[Foundation-l] what do we do in the event the Foundation fails? - Re: Pol...

Kelly Martin kelly.lynn.martin at gmail.com
Wed Apr 18 22:30:24 UTC 2007


On 4/18/07, Delphine Ménard <notafishz at gmail.com> wrote:
> On 4/19/07, daniwo59 at aol.com <daniwo59 at aol.com> wrote:
> >
> > The assets are not the content. They are the servers, the logos, the
> > trademarks, and the name. That would be lost. That is what people  recognize.
>
> Allow me to strongly disagree. The financial assets are the trademarks
> and the name. Technical assets are the servers. But all of these are
> worth nothing if there is no content, and more important, no
> volunteers to continue carrying out the work.
>
> Not to mention that in the evenutality we're talking about, ie. the
> Foundation is sued, those assets you are mentionning would be... moot.

You can disagree all you want; you will still be wrong.

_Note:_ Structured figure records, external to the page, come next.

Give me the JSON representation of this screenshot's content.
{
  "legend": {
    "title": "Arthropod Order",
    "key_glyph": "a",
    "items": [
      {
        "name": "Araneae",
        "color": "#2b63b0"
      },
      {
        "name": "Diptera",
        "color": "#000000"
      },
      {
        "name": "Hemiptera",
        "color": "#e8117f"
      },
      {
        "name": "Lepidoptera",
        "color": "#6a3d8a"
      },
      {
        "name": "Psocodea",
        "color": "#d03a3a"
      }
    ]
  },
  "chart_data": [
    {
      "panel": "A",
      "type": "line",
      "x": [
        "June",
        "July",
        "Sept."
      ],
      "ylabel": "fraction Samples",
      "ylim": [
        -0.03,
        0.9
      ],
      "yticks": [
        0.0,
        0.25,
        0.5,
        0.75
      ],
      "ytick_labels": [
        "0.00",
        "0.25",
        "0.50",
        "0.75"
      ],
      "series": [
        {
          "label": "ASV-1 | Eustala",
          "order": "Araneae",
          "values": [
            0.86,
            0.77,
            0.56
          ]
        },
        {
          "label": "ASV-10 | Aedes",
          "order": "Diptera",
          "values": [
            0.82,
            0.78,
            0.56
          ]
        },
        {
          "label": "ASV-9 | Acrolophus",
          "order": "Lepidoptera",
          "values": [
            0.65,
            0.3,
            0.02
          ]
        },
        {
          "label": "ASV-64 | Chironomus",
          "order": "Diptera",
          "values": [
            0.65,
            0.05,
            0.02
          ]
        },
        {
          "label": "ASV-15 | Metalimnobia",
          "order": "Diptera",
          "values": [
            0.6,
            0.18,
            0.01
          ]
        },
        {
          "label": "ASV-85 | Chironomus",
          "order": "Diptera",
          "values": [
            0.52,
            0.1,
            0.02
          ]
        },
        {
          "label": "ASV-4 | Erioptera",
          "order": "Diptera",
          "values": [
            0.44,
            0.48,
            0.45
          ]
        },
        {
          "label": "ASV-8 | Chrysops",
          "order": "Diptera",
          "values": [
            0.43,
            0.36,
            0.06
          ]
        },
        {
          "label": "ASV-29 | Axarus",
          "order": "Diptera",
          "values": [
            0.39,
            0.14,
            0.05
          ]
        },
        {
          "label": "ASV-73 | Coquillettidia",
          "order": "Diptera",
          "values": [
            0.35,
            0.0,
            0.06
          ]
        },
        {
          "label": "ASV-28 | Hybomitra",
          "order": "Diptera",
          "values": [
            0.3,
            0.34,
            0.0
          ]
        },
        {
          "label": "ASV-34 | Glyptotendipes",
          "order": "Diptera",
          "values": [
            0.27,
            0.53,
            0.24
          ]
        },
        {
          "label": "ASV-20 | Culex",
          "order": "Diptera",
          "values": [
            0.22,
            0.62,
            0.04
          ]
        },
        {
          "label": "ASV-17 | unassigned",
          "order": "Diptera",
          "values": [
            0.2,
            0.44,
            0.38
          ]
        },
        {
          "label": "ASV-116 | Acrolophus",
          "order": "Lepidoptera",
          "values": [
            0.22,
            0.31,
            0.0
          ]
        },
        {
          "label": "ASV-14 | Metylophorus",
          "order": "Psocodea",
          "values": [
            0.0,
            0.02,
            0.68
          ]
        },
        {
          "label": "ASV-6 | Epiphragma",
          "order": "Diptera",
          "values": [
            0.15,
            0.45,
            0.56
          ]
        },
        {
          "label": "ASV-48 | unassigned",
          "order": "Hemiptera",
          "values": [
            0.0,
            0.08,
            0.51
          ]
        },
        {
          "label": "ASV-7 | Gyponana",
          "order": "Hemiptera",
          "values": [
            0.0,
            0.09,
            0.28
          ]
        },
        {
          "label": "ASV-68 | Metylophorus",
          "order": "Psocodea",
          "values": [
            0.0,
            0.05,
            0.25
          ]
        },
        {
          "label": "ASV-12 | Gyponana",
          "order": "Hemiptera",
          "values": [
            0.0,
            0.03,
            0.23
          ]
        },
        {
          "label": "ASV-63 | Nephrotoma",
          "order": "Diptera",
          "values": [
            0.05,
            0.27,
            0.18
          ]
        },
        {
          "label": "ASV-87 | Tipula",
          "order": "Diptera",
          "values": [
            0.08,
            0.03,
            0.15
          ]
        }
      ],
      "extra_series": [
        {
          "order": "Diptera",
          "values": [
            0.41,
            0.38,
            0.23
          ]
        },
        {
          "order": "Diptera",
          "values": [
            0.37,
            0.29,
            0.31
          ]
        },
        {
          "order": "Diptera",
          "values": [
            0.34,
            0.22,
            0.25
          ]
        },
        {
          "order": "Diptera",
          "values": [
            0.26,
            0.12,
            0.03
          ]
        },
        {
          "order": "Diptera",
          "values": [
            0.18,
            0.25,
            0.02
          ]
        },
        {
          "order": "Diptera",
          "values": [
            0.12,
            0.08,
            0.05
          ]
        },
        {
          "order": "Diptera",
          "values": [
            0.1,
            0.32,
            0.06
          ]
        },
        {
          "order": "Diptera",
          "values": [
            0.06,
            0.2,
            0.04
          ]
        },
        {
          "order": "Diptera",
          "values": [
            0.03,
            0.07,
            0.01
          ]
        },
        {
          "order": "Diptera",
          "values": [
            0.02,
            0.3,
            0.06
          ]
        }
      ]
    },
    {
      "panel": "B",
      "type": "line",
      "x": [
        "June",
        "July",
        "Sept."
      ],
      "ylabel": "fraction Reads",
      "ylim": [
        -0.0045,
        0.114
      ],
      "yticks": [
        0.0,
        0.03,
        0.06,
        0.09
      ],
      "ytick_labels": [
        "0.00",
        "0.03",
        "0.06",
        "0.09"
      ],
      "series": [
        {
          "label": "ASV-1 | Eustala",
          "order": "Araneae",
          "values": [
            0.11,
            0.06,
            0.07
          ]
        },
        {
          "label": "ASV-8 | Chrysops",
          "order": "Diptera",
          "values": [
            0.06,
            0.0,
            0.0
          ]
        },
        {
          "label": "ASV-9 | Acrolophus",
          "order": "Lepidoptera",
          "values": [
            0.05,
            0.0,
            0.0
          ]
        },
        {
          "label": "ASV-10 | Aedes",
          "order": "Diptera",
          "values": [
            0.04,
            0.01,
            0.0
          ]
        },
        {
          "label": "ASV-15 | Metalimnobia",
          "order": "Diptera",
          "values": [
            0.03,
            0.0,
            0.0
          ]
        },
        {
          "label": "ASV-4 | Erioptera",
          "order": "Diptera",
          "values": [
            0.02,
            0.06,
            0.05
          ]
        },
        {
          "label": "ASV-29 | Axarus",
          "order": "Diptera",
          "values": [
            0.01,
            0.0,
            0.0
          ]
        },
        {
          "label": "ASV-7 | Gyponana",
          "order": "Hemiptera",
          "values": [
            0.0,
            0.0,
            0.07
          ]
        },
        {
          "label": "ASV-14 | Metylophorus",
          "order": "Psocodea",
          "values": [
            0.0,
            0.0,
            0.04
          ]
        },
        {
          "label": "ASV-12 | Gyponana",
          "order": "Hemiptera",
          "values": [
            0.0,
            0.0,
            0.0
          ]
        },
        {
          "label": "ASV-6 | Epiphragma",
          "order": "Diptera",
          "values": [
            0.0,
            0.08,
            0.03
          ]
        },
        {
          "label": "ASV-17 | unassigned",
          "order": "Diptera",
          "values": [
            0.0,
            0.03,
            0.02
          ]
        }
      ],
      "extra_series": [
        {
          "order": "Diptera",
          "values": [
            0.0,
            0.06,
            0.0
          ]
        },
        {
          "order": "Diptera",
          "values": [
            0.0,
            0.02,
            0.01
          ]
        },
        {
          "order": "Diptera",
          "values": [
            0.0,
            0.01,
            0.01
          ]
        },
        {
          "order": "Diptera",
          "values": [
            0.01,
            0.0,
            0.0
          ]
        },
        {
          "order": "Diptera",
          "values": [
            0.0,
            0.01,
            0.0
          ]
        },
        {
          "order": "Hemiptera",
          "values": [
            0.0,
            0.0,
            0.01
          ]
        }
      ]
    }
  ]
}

The Foundation's most valuable asset is the domain name wikipedia.org.
 That domain name alone is worth millions, possibly billions, of
dollars.  All other assets owned by the Wikimedia Foundation pale in
comparison.  Honestly, if you handed me the domain "wikipedia.org"
tonight, I could make myself $100 million by the end of the year by
turning it into an adfarm with no content at all.  The domain would be
worthless at the end of that time, but in the meantime I would make a
ton of money.

If the Foundation is sued, even sued into oblivion, that domain name
will continue to be valuable.  Its value will decline with time once
the content is stripped, but it'll still be worth a great deal of
money.  It makes sense to take steps to protect it.

The content hosted by the Foundation is legally worthless.